Who wants to be a 401(k) millionaire?

Fidelity Investments reported that the number of 401(k) millionaires – investors with 401(k) account balances of $1 million or more – reached 233,000 at the end of the fourth quarter of 2019, a 16% increase from the 200,000 count in the third quarter and an increase of more than 1000% from the 2009 count of 21,000. Joining the ranks of the 401(k) millionaires is actually quite achievable, but you need to be consistent, patient, and appropriate in your investment choices.

Key learning points

  • Start contributing to a 401(k) plan as early as possible.
  • Contribute regularly and at the appropriate level.
  • Be hands-on in terms of your investments within your 401(k), and don’t be afraid to take risks, especially when you’re young.

Consistent and sufficient contributions

Becoming a 401(k) millionaire comes slowly, similar to training to run a long-distance race. When you first become eligible to contribute to a 401(k) plan, contribute as much as you can. If your employer offers a match, contribute enough to earn the full match. Failure to do so will leave free money on the table.

The key is to start early. Even if you can afford to contribute 3% of your salary, start now.
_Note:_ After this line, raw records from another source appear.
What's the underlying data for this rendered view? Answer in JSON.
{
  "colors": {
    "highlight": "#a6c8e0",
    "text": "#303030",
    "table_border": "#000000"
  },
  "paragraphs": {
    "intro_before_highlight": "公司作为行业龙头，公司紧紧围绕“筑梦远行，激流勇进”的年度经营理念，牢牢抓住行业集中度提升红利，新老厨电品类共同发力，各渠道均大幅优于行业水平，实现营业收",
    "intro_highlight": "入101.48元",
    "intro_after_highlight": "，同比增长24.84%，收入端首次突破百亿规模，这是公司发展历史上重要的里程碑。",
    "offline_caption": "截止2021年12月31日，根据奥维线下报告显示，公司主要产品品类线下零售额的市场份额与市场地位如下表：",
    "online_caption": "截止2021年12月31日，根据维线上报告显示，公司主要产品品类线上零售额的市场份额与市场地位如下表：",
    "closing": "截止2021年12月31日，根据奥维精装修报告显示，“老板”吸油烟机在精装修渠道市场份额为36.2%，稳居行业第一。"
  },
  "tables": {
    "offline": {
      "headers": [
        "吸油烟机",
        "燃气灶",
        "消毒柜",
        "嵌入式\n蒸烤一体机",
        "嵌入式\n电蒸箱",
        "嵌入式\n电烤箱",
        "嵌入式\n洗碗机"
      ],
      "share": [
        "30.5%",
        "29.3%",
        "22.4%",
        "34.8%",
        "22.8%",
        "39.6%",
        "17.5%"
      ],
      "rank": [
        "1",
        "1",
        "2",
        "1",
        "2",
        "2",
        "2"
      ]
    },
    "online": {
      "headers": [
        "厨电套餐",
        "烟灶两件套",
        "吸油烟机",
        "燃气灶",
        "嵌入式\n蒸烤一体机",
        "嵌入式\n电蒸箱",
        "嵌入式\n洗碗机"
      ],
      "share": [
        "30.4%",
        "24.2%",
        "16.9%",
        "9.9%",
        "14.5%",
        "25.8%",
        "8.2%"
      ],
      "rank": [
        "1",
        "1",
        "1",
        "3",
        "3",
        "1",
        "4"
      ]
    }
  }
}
Try increasing that to 4% or 5% the following year and every year until you approach the maximum contribution limit. For 2021, the limit is $19,500, with an additional $6,000 catch-up fee for those over 50 at any time of the year.

Invest the right way

Select your 401(k) account investments based on your financial goals, age, and risk tolerance. The general rule is that the longer you have until retirement, the more risk you can take. If you don’t take the right risk, your account won’t grow as fast as it could.

There are countless stories of plan participants in their 20s with all or a large percentage of their account in the money market or their plan’s stable value option. While these options are low risk, historically they have not performed as well as stocks in the long run.

When changing jobs, don’t ignore the 401(k) at your old employer or growth may suffer.

Don’t neglect old 401(k) accounts

If you’ve changed jobs, you’ll need to decide what to do with 401(k) accounts with old employers. You have several options: transfer the account to an individual retirement account (IRA), leave it in the old plan, or roll it over to the new employer plan.

How you transfer money from existing accounts to a new account has tax implications. Because the money contributed to a 401(k) is tax-deferred, withdrawing the money and failing to deposit it into a new tax-deferred retirement savings account within 60 days can result in taxes owed, plus an early withdrawal penalty of $10. % if you are under 59½. Instead, use an instant rollover to avoid paying taxes or penalties for the withdrawal.

The most important thing is to keep following this money. As your career progresses and you have more employers, it can be difficult to remember where all your assets are. Whatever choice you make now, you may want to consolidate them with other retirement accounts later to make your money easier to manage.

How do you become a 401(k) millionaire?

Target date funds are not a magic bullet

Target date funds are typically mutual funds with a mix of stocks, bonds and other investments. They can be a ready-made option for retirement savers as they base their aggressiveness on the target retirement date. Target date funds are often offered as a default option by plan sponsors when employees are not making their own investment choice.

Because target date funds provide you with a diversified portfolio, they can be a good option for younger investors, who may not have other investments outside of their 401(k) plan. However, since you are building diversified investments outside of your 401(k), you may want to consider adjusting your 401(k) investments to suit your overall investment situation.

One of the big selling points touted by target-date fund issuers is the sliding slope. If you are decades past retirement, the fund will hold more growth-oriented investments. As you get closer to retirement, the fund will move towards a more conservative mix of investments. Before deciding whether or not it’s right for your retirement situation, make sure you understand the glide path for any target-date fund you’re considering. And pay attention to the fees, too: Some target-date funds cost more than other good retirement options, such as index funds and ETF funds.

The value of financial advice

As you get older, the assets you manage will likely become more complex and may include your IRAs, annuities, a spouse’s retirement plan, a pension, taxable investments, and other assets. Hiring a financial advisor to help you view your current 401(k) plan in the context of these other investments can help you get the most out of your 401(k).

Many plans offer participants access to investment advice, sometimes for a fee, through their plan provider or online services. The quality of this advice varies, so do your homework ahead of time. Ask whether the advice takes into account any external investments and your overall situation.

It comes down to

Taking early and continuous action throughout your working life is essential to maximize the value of your 401(k) account and become a 401(k) millionaire. Contribute consistently, invest appropriately for your situation, don’t ignore your old 401(k) accounts, and seek advice when needed.